Scenario 3: Governor Can Call for a Re-Election
The governor can also call for a re-election if no like-minded parties are able to come together and form government. This is least likely in the current situation.
Sarkaria Commission Recommendations, 1988
The Sarkaria Commission set up by the central government in 1983 to examine and suggest changes within the framework of the Constitution of India, came out with a report in 1988, outlining the constitutional convention of inviting the single-largest party if there is a fractured mandate. The guidelines were affirmed by a Constitution Bench of the Supreme Court in 2005.
According to the recommendations of the commission, this is the order of preference the governor should follow while selecting a CM:
- An alliance of parties that was formed prior to the elections
- The single-largest party staking claim to form the government with the support of others, including Independents
- A post-electoral coalition of parties, with all the partners in the coalition joining the government
- A post-electoral alliance of parties, with some of the parties in the alliance forming a government and the remaining parties, including Independents, supporting the government from outside
MM Punchhi Commission Recommendations, 2010
The Government of India had constituted a commission to analyse the Centre-State Relations under the chairmanship of Justice Madan Mohan Punchhi, former Chief Justice of India on 27 April 2007.

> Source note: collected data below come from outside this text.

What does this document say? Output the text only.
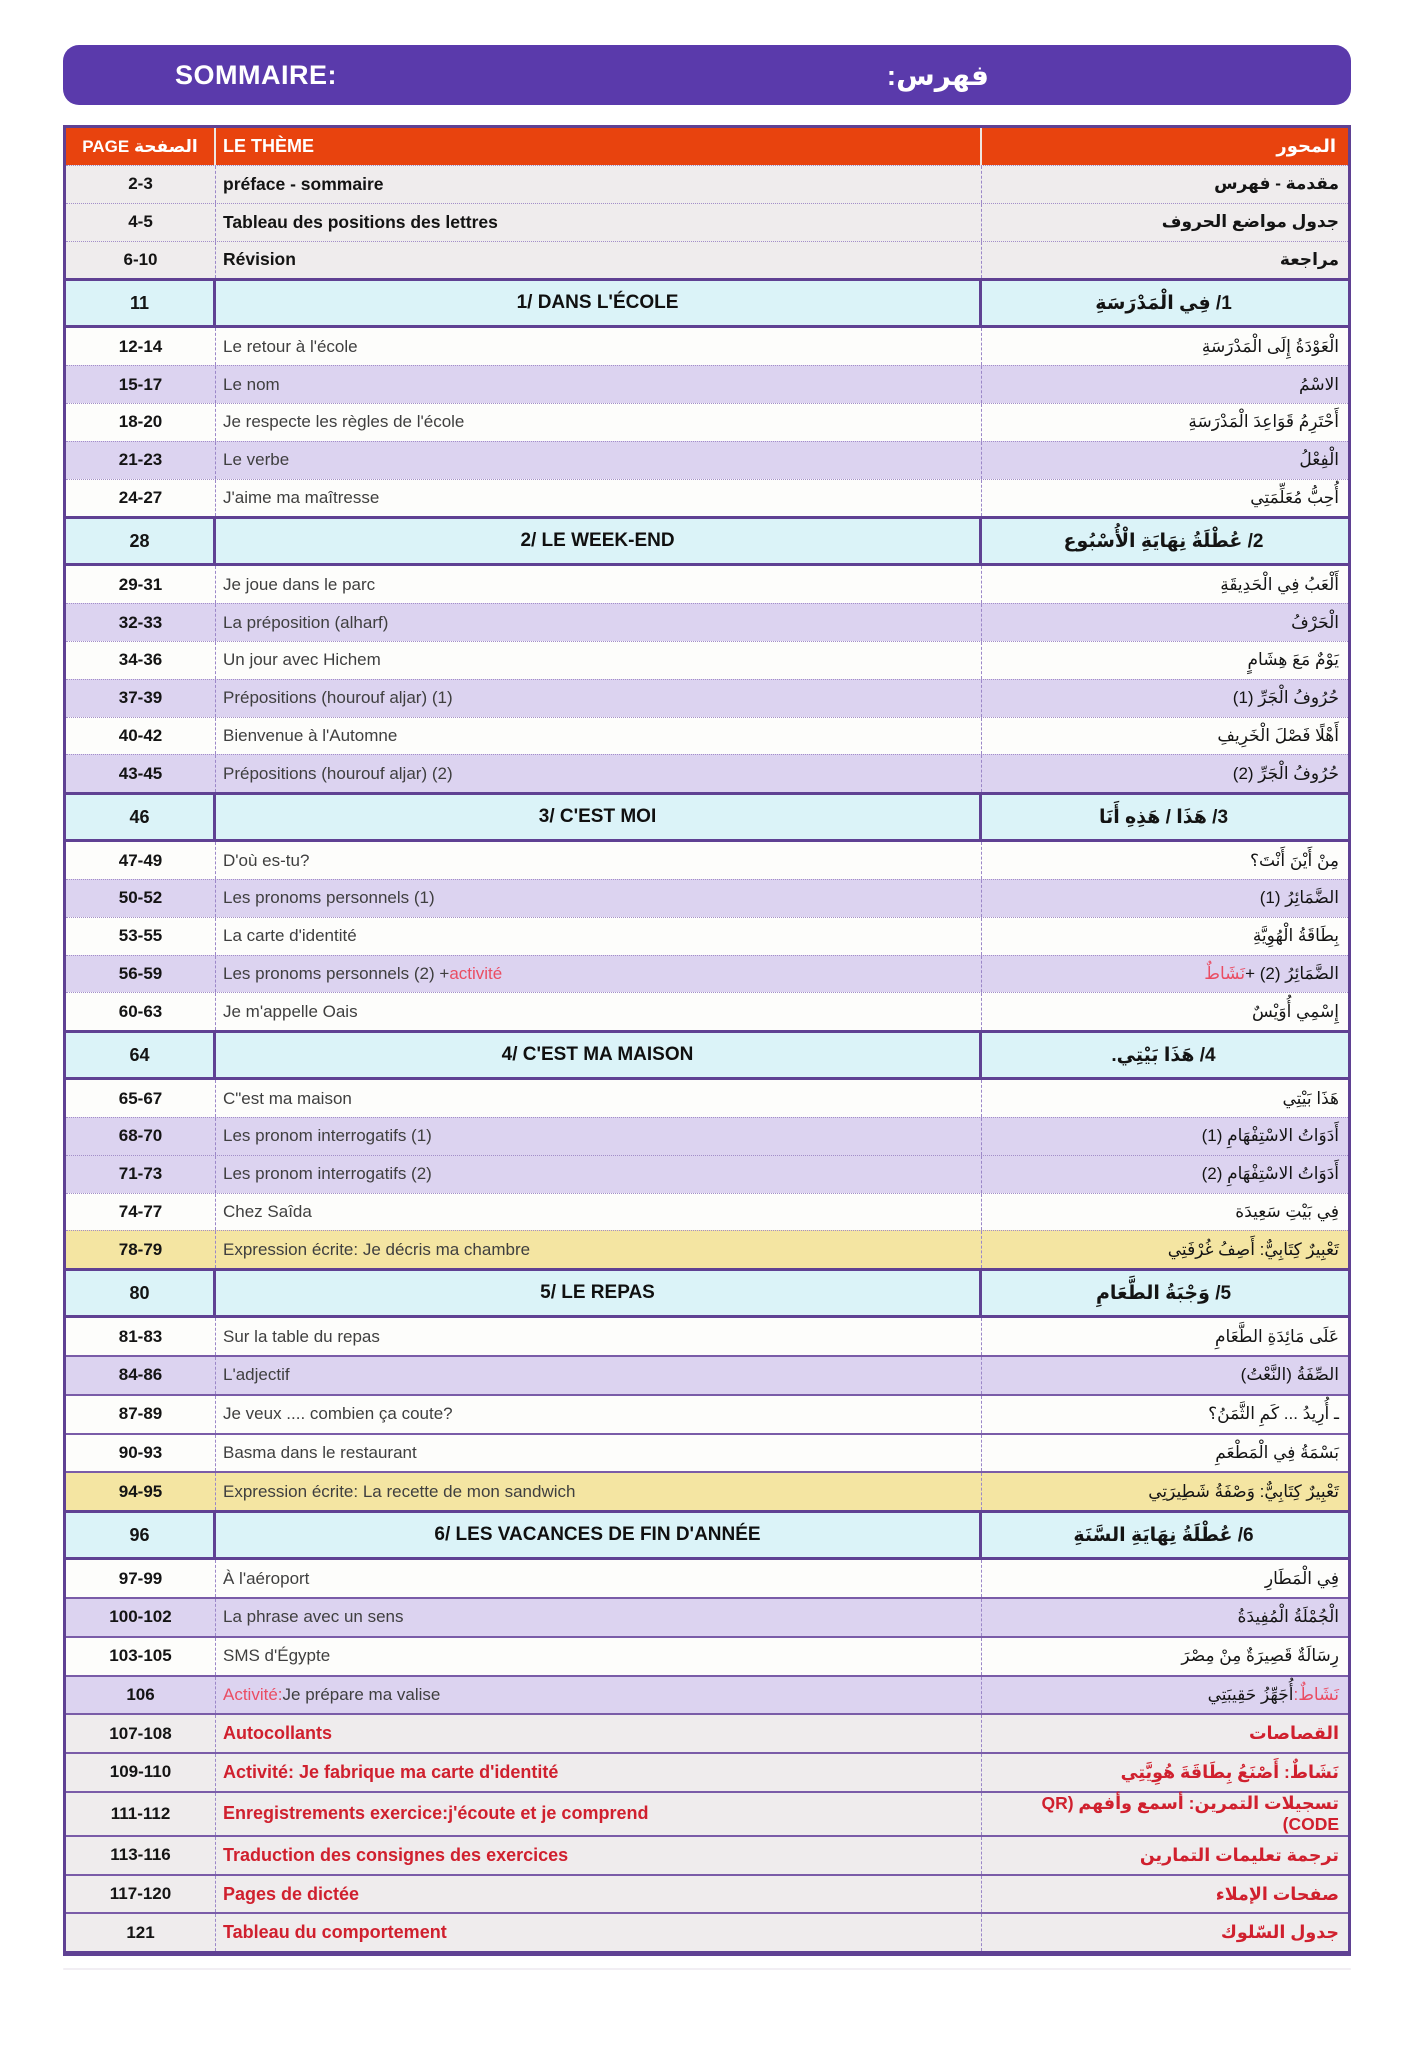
SOMMAIRE:	فهرس:
PAGE الصفحة	LE THÈME	المحور
2-3	préface - sommaire	مقدمة - فهرس
4-5	Tableau des positions des lettres	جدول مواضع الحروف
6-10	Révision	مراجعة
11	1/ DANS L'ÉCOLE	1/ فِي الْمَدْرَسَةِ
12-14	Le retour à l'école	الْعَوْدَةُ إِلَى الْمَدْرَسَةِ
15-17	Le nom	الاسْمُ
18-20	Je respecte les règles de l'école	أَحْتَرِمُ قَوَاعِدَ الْمَدْرَسَةِ
21-23	Le verbe	الْفِعْلُ
24-27	J'aime ma maîtresse	أُحِبُّ مُعَلِّمَتِي
28	2/ LE WEEK-END	2/ عُطْلَةُ نِهَايَةِ الْأُسْبُوع
29-31	Je joue dans le parc	أَلْعَبُ فِي الْحَدِيقَةِ
32-33	La préposition (alharf)	الْحَرْفُ
34-36	Un jour avec Hichem	يَوْمٌ مَعَ هِشَامٍ
37-39	Prépositions (hourouf aljar) (1)	حُرُوفُ الْجَرِّ (1)
40-42	Bienvenue à l'Automne	أَهْلًا فَصْلَ الْخَرِيفِ
43-45	Prépositions (hourouf aljar) (2)	حُرُوفُ الْجَرِّ (2)
46	3/ C'EST MOI	3/ هَذَا / هَذِهِ أَنَا
47-49	D'où es-tu?	مِنْ أَيْنَ أَنْتَ؟
50-52	Les pronoms personnels (1)	الضَّمَائِرُ (1)
53-55	La carte d'identité	بِطَاقَةُ الْهُوِيَّةِ
56-59	Les pronoms personnels (2) + activité	الضَّمَائِرُ (2) +
نَشَاطٌ
60-63	Je m'appelle Oais	إِسْمِي أُوَيْسٌ
64	4/ C'EST MA MAISON	4/ هَذَا بَيْتِي.
65-67	C"est ma maison	هَذَا بَيْتِي
68-70	Les pronom interrogatifs (1)	أَدَوَاتُ الاسْتِفْهَامِ (1)
71-73	Les pronom interrogatifs (2)	أَدَوَاتُ الاسْتِفْهَامِ (2)
74-77	Chez Saîda	فِي بَيْتِ سَعِيدَة
78-79	Expression écrite: Je décris ma chambre	تَعْبِيرٌ كِتَابِيٌّ: أَصِفُ غُرْفَتِي
80	5/ LE REPAS	5/ وَجْبَةُ الطَّعَامِ
81-83	Sur la table du repas	عَلَى مَائِدَةِ الطَّعَامِ
84-86	L'adjectif	الصِّفَةُ (النَّعْتُ)
87-89	Je veux .... combien ça coute?	ـ أُرِيدُ ... كَمِ الثَّمَنُ؟
90-93	Basma dans le restaurant	بَسْمَةُ فِي الْمَطْعَمِ
94-95	Expression écrite: La recette de mon sandwich	تَعْبِيرٌ كِتَابِيٌّ: وَصْفَةُ شَطِيرَتِي
96	6/ LES VACANCES DE FIN D'ANNÉE	6/ عُطْلَةُ نِهَايَةِ السَّنَةِ
97-99	À l'aéroport	فِي الْمَطَارِ
100-102	La phrase avec un sens	الْجُمْلَةُ الْمُفِيدَةُ
103-105	SMS d'Égypte	رِسَالَةٌ قَصِيرَةٌ مِنْ مِصْرَ
106	Activité: Je prépare ma valise	نَشَاطٌ:
أُجَهِّزُ حَقِيبَتِي
107-108	Autocollants	القصاصات
109-110	Activité: Je fabrique ma carte d'identité	نَشَاطٌ: أَصْنَعُ بِطَاقَةَ هُوِيَّتِي
111-112	Enregistrements exercice:j'écoute et je comprend
تسجيلات التمرين: أسمع وأفهم (QR CODE)
113-116	Traduction des consignes des exercices	ترجمة تعليمات التمارين
117-120	Pages de dictée	صفحات الإملاء
121	Tableau du comportement	جدول السّلوك
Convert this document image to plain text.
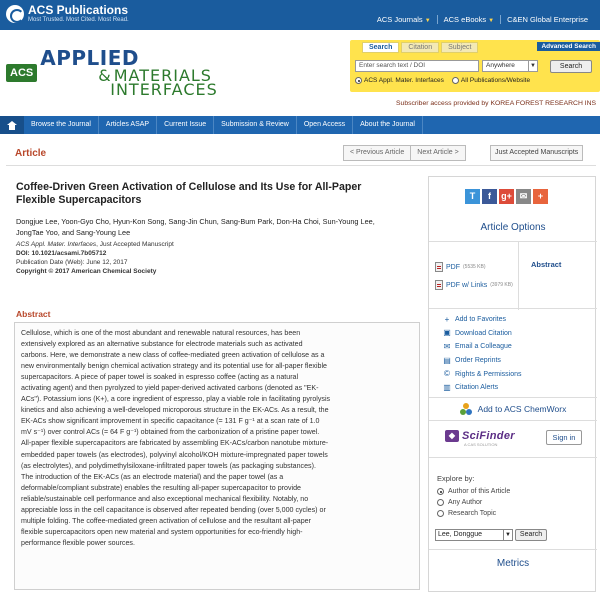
ACS Publications
Most Trusted. Most Cited. Most Read.	ACS Journals ▼	ACS eBooks ▼	C&EN Global Enterprise
ACS
APPLIED
& MATERIALS
INTERFACES
Search	Citation	Subject	Advanced Search
Enter search text / DOI	Anywhere	▼	Search
ACS Appl. Mater. Interfaces	All Publications/Website
Subscriber access provided by KOREA FOREST RESEARCH INS
Browse the Journal	Articles ASAP	Current Issue	Submission & Review	Open Access	About the Journal
Article	< Previous Article	Next Article >	Just Accepted Manuscripts
Coffee-Driven Green Activation of Cellulose and Its Use for All-Paper Flexible Supercapacitors
Dongjue Lee, Yoon-Gyo Cho, Hyun-Kon Song, Sang-Jin Chun, Sang-Bum Park, Don-Ha Choi, Sun-Young Lee, JongTae Yoo, and Sang-Young Lee
ACS Appl. Mater. Interfaces, Just Accepted Manuscript
DOI: 10.1021/acsami.7b05712
Publication Date (Web): June 12, 2017
Copyright © 2017 American Chemical Society
Abstract
Cellulose, which is one of the most abundant and renewable natural resources, has been
extensively explored as an alternative substance for electrode materials such as activated
carbons. Here, we demonstrate a new class of coffee-mediated green activation of cellulose as a
new environmentally benign chemical activation strategy and its potential use for all-paper flexible
supercapacitors. A piece of paper towel is soaked in espresso coffee (acting as a natural
activating agent) and then pyrolyzed to yield paper-derived activated carbons (denoted as "EK-
ACs"). Potassium ions (K+), a core ingredient of espresso, play a viable role in facilitating pyrolysis
kinetics and also achieving a well-developed microporous structure in the EK-ACs. As a result, the
EK-ACs show significant improvement in specific capacitance (= 131 F g⁻¹ at a scan rate of 1.0
mV s⁻¹) over control ACs (= 64 F g⁻¹) obtained from the carbonization of a pristine paper towel.
All-paper flexible supercapacitors are fabricated by assembling EK-ACs/carbon nanotube mixture-
embedded paper towels (as electrodes), polyvinyl alcohol/KOH mixture-impregnated paper towels
(as electrolytes), and polydimethylsiloxane-infiltrated paper towels (as packaging substances).
The introduction of the EK-ACs (as an electrode material) and the paper towel (as a
deformable/compliant substrate) enables the resulting all-paper supercapacitor to provide
reliable/sustainable cell performance and also exceptional mechanical flexibility. Notably, no
appreciable loss in the cell capacitance is observed after repeated bending (over 5,000 cycles) or
multiple folding. The coffee-mediated green activation of cellulose and the resultant all-paper
flexible supercapacitors open new material and system opportunities for eco-friendly high-
performance flexible power sources.
T	f	g+ ✉	+
Article Options
PDF (5535 KB)
PDF w/ Links (3979 KB)
Abstract
+ Add to Favorites
▣ Download Citation
✉ Email a Colleague
▤ Order Reprints
© Rights & Permissions
▥ Citation Alerts
Add to ACS ChemWorx
◆ SciFinder
A CAS SOLUTION
Sign in
Explore by:
Author of this Article
Any Author
Research Topic
Lee, Donggue	▼	Search
Metrics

According to the recommendations of the commission, which were submitted in a seven-volume report on 30 March 2010, there should be clear guidelines for the appointment of chief ministers, so that there is regulation on the discretionary power of the governor. According to the recommendations, the following order of precedence ought to be followed by the governor in case of a hung House:
- The group with the largest pre-poll alliance commanding the largest number
- The single largest party with support of others
- The post-electoral coalition with all parties joining the government
- The post electoral alliance with some parties joining the government and remaining including Independents supporting from outside
In the Nabam Rebia and Bamang Felix vs Deputy Speaker case in 2016, a five-judge bench, recommended to follow the Punchhi and Sarkaria Commissions regarding the role of the governor and said the governor was bound by the advice of the council of ministers.
Constitutional expert Subhash Kashyap, on 15 May, reiterated that, “It is up to the understanding of the governor whom he calls to form the government. It is up to him if he wants to call the single-largest party or a coalition government”.